Looking Back At The Crazy Roller Coaster Ride of Zenefits
Back in 2015 it seemed as if there was nothing that could halt the success of Zenefits. The start up firm was one of the biggest companies in Silicon Valley and it had grown at a rate that no one had really seen before. Zenefits offered free management software to companies in return for them acting as the insurance broker for that company.
It did not take long for stories to emerge about the partying that would take place in the office when a new client was signed or a particularly good deal was made. This was well-known to the co-founder and CEO of the time Parker Conrad who also joined in with these celebrations on a regular basis. Many people at the firm understood why these successes meant so much to Conrad. He had a troubled childhood and was also diagnosed with testicular cancer when he was a young man. He overcame the disease but it did mean that he became a firm believer in living for the moment.
One person who was notable from these parties by their absence was the COO, David Sacks. Sacks first became involved in the firm as an investor before taking on the role of COO. When he was hired there were rumors that he had been brought into the company to keep Conrad in check but this was something that both men denied. Their two roles were very different and though at first they seemed to get on well, the relationship started to sour because Sacks believed the focus should be on small companies not big business.
The disagreement between the two men may have started as a dispute about the sort of clients they should be going towards but it certainly did not end there. Sacks also believed that the company was growing too fast and that they should slow down when it came to hiring new employees. Sacks had already stopped hiring people in operations and believed that the same approach needed to be taken in sales.
Disagreements also started to arise between the firm and their employees. In the later part of 2015 all employees were told that all their annual leave would have to be cancelled. They were also not happy about the clawback policy which stated that if a client were to cancel in the cooling-off period, the salesperson would have to pay back the commission they had earned.
By 2016 it seemed as if the firm was in complete disarray. They began to be investigated for selling insurance in states where they did not have a license. Many of the employees that the company hired had a background in tech, not insurance. Some of them were told that they did not need a license as they were all covered under the umbrella of Conrad Parker’s license. Others were told that managers that held licenses would listen in on the calls and that this met the licensing requirements. However, none of this was true and an investigation into the company was launched.

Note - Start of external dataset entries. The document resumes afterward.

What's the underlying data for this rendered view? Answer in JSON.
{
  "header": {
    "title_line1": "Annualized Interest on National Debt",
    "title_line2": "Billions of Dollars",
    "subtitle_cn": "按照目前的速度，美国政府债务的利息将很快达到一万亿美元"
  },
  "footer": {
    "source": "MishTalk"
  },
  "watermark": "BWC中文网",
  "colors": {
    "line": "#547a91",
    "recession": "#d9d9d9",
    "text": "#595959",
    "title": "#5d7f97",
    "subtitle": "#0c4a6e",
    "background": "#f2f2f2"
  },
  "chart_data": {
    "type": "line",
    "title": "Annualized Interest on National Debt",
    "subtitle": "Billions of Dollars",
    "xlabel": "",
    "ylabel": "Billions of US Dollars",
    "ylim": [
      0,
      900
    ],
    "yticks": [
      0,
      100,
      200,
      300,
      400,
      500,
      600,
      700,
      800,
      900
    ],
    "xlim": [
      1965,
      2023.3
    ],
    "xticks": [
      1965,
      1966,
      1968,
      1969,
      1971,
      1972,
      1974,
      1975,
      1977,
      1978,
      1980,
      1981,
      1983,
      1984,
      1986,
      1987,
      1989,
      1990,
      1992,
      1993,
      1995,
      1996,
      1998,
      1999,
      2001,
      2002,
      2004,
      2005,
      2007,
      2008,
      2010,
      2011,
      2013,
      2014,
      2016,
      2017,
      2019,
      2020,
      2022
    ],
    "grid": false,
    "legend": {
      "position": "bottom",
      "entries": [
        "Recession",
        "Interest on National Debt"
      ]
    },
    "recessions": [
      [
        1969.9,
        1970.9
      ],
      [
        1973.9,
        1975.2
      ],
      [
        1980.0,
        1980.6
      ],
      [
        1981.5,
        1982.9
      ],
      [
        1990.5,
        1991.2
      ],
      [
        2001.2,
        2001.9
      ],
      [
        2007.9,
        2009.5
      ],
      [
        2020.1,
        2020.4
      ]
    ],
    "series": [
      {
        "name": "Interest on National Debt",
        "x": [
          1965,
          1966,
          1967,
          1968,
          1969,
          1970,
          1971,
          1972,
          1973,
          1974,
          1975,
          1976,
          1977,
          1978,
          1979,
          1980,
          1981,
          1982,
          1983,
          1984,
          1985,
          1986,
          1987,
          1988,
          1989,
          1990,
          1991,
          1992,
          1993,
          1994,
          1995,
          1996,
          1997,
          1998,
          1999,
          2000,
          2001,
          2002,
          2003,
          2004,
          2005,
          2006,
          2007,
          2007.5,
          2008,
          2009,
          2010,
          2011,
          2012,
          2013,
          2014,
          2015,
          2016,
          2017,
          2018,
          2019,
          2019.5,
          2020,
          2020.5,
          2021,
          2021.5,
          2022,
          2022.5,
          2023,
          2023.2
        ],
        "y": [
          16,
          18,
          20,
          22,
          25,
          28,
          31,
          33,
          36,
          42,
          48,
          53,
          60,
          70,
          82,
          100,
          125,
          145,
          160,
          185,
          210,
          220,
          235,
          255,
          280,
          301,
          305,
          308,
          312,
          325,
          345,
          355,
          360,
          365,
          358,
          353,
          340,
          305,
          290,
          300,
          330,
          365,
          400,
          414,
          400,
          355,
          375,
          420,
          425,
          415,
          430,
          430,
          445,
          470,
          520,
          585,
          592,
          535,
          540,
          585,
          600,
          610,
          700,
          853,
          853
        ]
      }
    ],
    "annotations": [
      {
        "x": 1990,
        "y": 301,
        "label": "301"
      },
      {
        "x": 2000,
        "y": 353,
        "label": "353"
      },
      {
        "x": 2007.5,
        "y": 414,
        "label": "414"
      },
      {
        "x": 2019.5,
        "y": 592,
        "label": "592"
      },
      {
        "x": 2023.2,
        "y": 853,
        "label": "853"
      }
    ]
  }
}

Conrad was blamed for a lot of the problems and he left the company as a result. However, many people wondered why Sacks hadn’t taken action with some of the obvious problems in his role as COO. Nevertheless, the decision to make him CEO after Conrad’s departure was unanimous among the board and there were even rumors that Conrad himself made it known that he wished Sacks to replace him.
Since Sacks completed reinvented the way that Zenefits does business they are not making as many headlines any more but they are still in operation. They no longer offer any free packages but they are still competitively priced. They allow their customers to build a package that suits them so that they only pay for the services that they need.
Leadership also became more steady under Sacks and some of this could be because of the experience he has in working for large companies. He was the COO of Paypal before it became a household name and he also was the co-founder of Yammer which he eventually sold to Microsoft for $1.2 billion.
The role of CEO was handed over to Jay Fulcher in 2017 and since then the company has continued to grow. It has come a long way since the days when drinking shots at work was not only deemed acceptable but also actively encouraged.